[MD] Food for Thought

david buchanan dmbuchanan at hotmail.com
Sat Dec 16 15:22:56 PST 2006


Ian said:
I think you miss Arlo's suggestion ? ... belief is intellectual, social is 
action.

dmb says:
I didn't missed Arlo's suggestion. I explicitly rejected it.

Ian said to dmb:
You also said "I'd argue that there are beliefs based on tradition and faith 
and then there are intelllectual assertions."  ..Look DMB, it's like you are 
deliberately missing the point being made. What you are saying is true, but 
it doesn't seem to provide a definitive basis for deciding which kind of 
truth we're dealing with at any given point.

dmb says:
Well, the part you quoted was supposed to be the definitive basis of 
anything. As I have said repeatedly, the basis I'm suggesting is the 
principle of oppostion. But I wouldn't claim that it's definitive.
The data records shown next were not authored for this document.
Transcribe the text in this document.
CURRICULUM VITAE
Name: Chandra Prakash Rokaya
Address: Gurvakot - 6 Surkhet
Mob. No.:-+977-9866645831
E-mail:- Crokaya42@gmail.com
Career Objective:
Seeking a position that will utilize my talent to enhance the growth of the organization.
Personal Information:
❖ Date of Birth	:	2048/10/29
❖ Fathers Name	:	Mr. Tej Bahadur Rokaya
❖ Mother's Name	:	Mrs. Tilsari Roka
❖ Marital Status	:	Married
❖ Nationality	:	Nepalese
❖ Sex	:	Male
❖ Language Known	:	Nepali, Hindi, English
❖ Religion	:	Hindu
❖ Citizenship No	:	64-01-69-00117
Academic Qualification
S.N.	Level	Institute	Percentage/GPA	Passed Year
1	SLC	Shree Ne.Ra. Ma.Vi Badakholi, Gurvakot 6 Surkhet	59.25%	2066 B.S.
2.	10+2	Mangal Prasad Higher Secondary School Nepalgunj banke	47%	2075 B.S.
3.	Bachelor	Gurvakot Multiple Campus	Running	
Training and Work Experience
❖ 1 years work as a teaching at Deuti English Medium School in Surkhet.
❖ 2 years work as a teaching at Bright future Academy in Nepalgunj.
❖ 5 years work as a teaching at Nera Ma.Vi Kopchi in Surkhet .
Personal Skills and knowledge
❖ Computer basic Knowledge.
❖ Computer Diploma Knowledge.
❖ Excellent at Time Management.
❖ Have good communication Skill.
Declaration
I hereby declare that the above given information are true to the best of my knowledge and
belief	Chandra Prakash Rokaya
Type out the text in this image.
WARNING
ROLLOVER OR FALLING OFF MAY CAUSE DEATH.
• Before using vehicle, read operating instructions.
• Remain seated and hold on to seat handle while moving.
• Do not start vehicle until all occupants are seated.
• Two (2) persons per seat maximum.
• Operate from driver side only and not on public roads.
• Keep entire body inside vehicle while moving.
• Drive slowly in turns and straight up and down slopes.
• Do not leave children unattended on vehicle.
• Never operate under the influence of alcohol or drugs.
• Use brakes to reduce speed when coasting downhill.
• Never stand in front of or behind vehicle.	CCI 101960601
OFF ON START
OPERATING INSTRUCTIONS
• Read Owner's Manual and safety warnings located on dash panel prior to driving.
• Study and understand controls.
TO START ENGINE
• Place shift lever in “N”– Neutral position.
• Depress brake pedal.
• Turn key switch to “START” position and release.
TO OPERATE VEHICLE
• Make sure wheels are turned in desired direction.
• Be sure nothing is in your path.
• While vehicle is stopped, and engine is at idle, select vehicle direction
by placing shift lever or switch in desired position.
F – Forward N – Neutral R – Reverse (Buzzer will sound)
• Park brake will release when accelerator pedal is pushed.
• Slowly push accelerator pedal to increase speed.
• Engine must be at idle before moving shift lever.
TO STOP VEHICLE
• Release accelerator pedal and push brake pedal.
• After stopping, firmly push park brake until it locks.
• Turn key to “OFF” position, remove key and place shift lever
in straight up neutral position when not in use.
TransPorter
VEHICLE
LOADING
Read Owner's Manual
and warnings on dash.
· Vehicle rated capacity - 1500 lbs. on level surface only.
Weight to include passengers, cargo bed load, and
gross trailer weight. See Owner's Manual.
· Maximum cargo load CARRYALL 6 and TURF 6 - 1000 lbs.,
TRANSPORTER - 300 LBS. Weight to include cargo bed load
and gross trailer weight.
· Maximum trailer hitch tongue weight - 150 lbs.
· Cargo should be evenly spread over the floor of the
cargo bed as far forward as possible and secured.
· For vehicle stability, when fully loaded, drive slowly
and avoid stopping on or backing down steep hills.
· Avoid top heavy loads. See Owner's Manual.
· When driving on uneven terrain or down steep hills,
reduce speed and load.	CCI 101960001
Its just 
a basic starting point, a general idea, a principle. And one you've ignored 
again for some reason. Also, I really don't know what point you think I'm 
"deliberately missing" here.

Ian continued:
...Even intellectual assertions are based on premises already believed, not 
every intellectual assertion is made a priori, from the ground up is it ? At 
the point of making that new assertion, you cannot unpick the entire history 
of ideas up to that point to ensure all the premises are believed because 
they too were "intellectual". "Social" activities are involved in ideas 
right up to the point where they are used as the basis of a new assertion. I 
know I must be missing something, that I'd hoped the MoQ would clarify, but 
if it's there, I'm not seeing it.

dmb says:
What the heck are you talking about? A priori from the ground up? You seem 
to be making a case against the possibility of absolute truth or of finding 
the foundations of objective reality. But who said anything about that? I'm 
quite sure that I didn't. I don't even see what this has to do with the 
distinction in question. Who said intellectual values had to justifed by 
"the entire history of ideas"? Jeez, its no wonder you don't see it. There 
is no such thing as this. Santa Claus is far more plausible than the kind of 
perfection you suggest here.

Ian said:
I say obviously,(the MOQ is supposed to clarify) but it seems in need of 
clearer stating, if we're
going to communicate it. ...Be nice to follow this up point by point, and 
see where we get.

dmb says:
You've ignored the only point I have. And you made it impossible for me to 
understand what point you think I've missed. Seems to me that you're not in 
a position to be complaining about how others communicate. Its can be 
justified with lots of details, but again, the principle of opposition, as 
I've been calling it, is what I've tried to communicate. That's the point 
you've missed.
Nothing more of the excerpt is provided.